How to end the relationship


But if it's time to bid farewell, be very careful about how you elect to handle the break-up of a bad client relationship. The way the break-up is handled will influence the reputation of you and your business in the future. And remember, more people will communicate bad news about your firm than communicate good news. Often, a frank face-to-face discussion with the client is far better than sending a formal termination letter.


During the fourth meeting with a new client, Tipler says she decided to resign the business.


"I could see that we were going to clash, so I just told them I didn't think we were the right fit. He was shocked that anyone would refuse his business, but I'm so glad I made the decision early on."

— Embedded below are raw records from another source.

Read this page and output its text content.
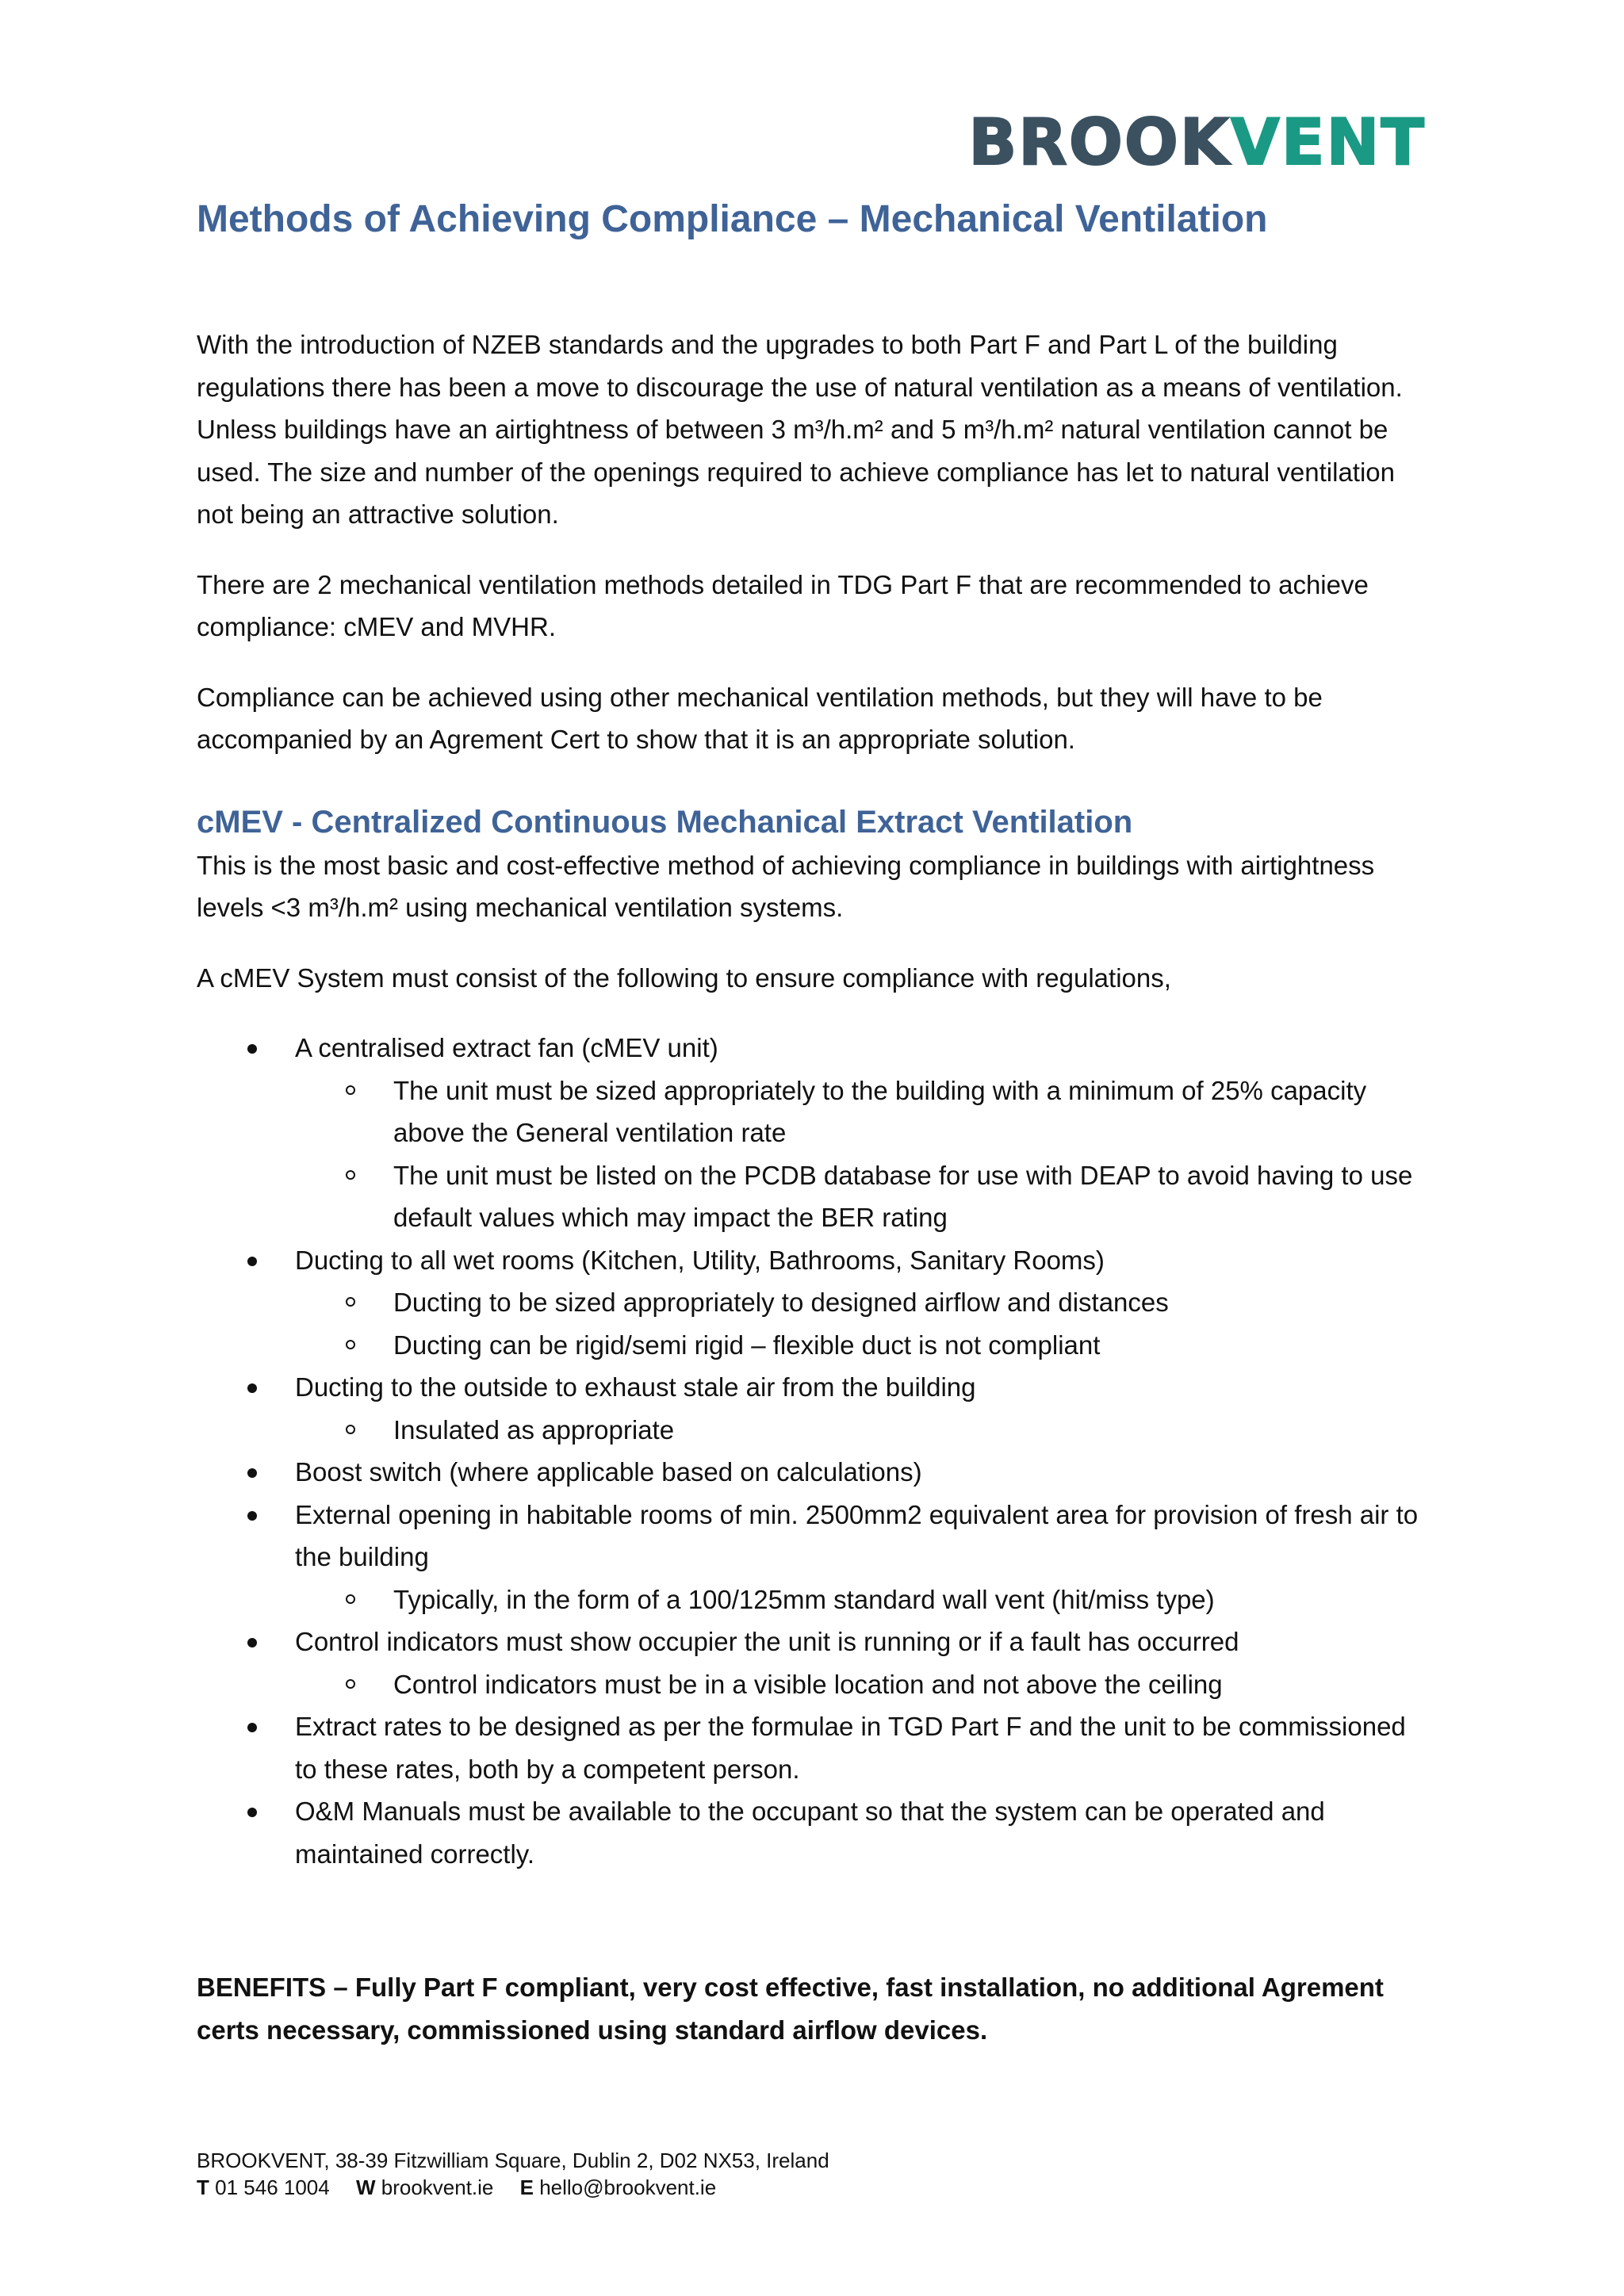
BROOKVENT
Methods of Achieving Compliance – Mechanical Ventilation

With the introduction of NZEB standards and the upgrades to both Part F and Part L of the building regulations there has been a move to discourage the use of natural ventilation as a means of ventilation. Unless buildings have an airtightness of between 3 m³/h.m² and 5 m³/h.m² natural ventilation cannot be used. The size and number of the openings required to achieve compliance has let to natural ventilation not being an attractive solution.

There are 2 mechanical ventilation methods detailed in TDG Part F that are recommended to achieve compliance: cMEV and MVHR.

Compliance can be achieved using other mechanical ventilation methods, but they will have to be accompanied by an Agrement Cert to show that it is an appropriate solution.

cMEV - Centralized Continuous Mechanical Extract Ventilation

This is the most basic and cost-effective method of achieving compliance in buildings with airtightness levels <3 m³/h.m² using mechanical ventilation systems.

A cMEV System must consist of the following to ensure compliance with regulations,

A centralised extract fan (cMEV unit)
The unit must be sized appropriately to the building with a minimum of 25% capacity above the General ventilation rate
The unit must be listed on the PCDB database for use with DEAP to avoid having to use default values which may impact the BER rating
Ducting to all wet rooms (Kitchen, Utility, Bathrooms, Sanitary Rooms)
Ducting to be sized appropriately to designed airflow and distances
Ducting can be rigid/semi rigid – flexible duct is not compliant
Ducting to the outside to exhaust stale air from the building
Insulated as appropriate
Boost switch (where applicable based on calculations)
External opening in habitable rooms of min. 2500mm2 equivalent area for provision of fresh air to the building
Typically, in the form of a 100/125mm standard wall vent (hit/miss type)
Control indicators must show occupier the unit is running or if a fault has occurred
Control indicators must be in a visible location and not above the ceiling
Extract rates to be designed as per the formulae in TGD Part F and the unit to be commissioned to these rates, both by a competent person.
O&M Manuals must be available to the occupant so that the system can be operated and maintained correctly.

BENEFITS – Fully Part F compliant, very cost effective, fast installation, no additional Agrement certs necessary, commissioned using standard airflow devices.

BROOKVENT, 38-39 Fitzwilliam Square, Dublin 2, D02 NX53, Ireland
T 01 546 1004 W brookvent.ie E hello@brookvent.ie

Lisa Murray of Brisbane's Revive Coaching advises people to leave the relationship intact, even when resigning a client.


"Try and leave things on good terms. Lots of people go into who was right and wrong when resigning business, but I'd leave that out of the conversation. You never know who a bad client might refer you way down the track," Murray says.


Walker says if you're unable to fulfil contract requirements, consider referring the client to a colleague who can.

"And be up front about why you're referring the business by having a roundtable discussion or via a briefing document," Walker says.


"Don't make excuses when trying to get out of a client relationship – be open and honest."


"And if your business has made a mistake and your client wants to walk, openly admit to the mistake and issue an apology," he says. "People crack it when they're lied to. Honesty is always the best policy."


BREAKOUT: What makes a bad client?


Overly critical: Honest feedback can be valuable, but some clients go beyond honesty and constantly complain, making you feel bad about your work.


Not enough communication: When a client keeps communications short and sweet, it can be great. But make sure you're properly briefed. If you've asked for clearer communication and it's not forthcoming, it might be time to look to greener pastures.


Slow payers: Have a look back through your invoices and see how long it takes your clients to pay you. Are they paying on agreed terms, or do they quibble about the invoice? Make sure your clients are sticking to your payment terms.


Not enough money: We've all taken on jobs that don't pay as much as you'd like, but don't invest huge slabs of time in low-paying jobs.


Disorganisation: If a disorganised client is causing problems for your business, it might be time to take stock. The client is well within their rights to operate that way, but don't let their disorganisation be your problem.


Unbalanced people: If the client is on an emotional rollercoaster, and especially if those emotions interfere with your work, then think about walking away. Staying away from unbalanced people will make your job much easier.